16

I have a DataFrame containing Chicago addresses which I've geocoded into latitude and longitude values, and then into Point objects (making the DataFrame a GeoDataFrame). A small fraction have been incorrectly geocoded with LatLong values outside of Chicago. I have a shapefile for Chicago's boundary (GeoDataFrame), I want to select all rows where the Points are outside of Chicago's boundary polygon.

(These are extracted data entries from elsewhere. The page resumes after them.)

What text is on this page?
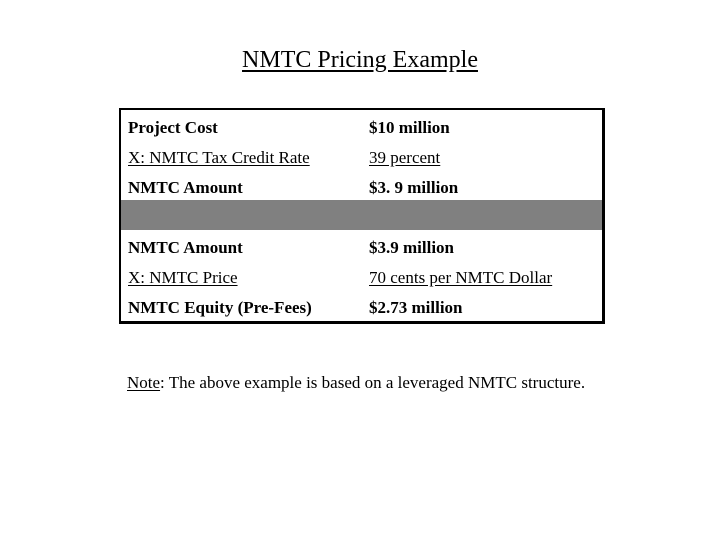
NMTC Pricing Example
Project Cost	$10 million
X: NMTC Tax Credit Rate	39 percent
NMTC Amount	$3. 9 million
NMTC Amount	$3.9 million
X: NMTC Price	70 cents per NMTC Dollar
NMTC Equity (Pre-Fees)	$2.73 million
Note: The above example is based on a leveraged NMTC structure.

It would be easy to select all points within the polygon (via geopandas sjoin function), but I haven't found a good way to select the points not within the polygon. Does one exist?

MattTriano
  • 1,532
  • 2
  • 16
  • 15

1 Answers1

19

If you convert the Chicago boundary GeoDataFrame to a single polygon, eg with:

chicago = df_chicago.geometry.unary_union

then you can use boolean filtering with the within operator to select points within and outside of Chicago:

within_chicago = df[df.geometry.within(chicago)]
outside_chicago = df[~df.geometry.within(chicago)]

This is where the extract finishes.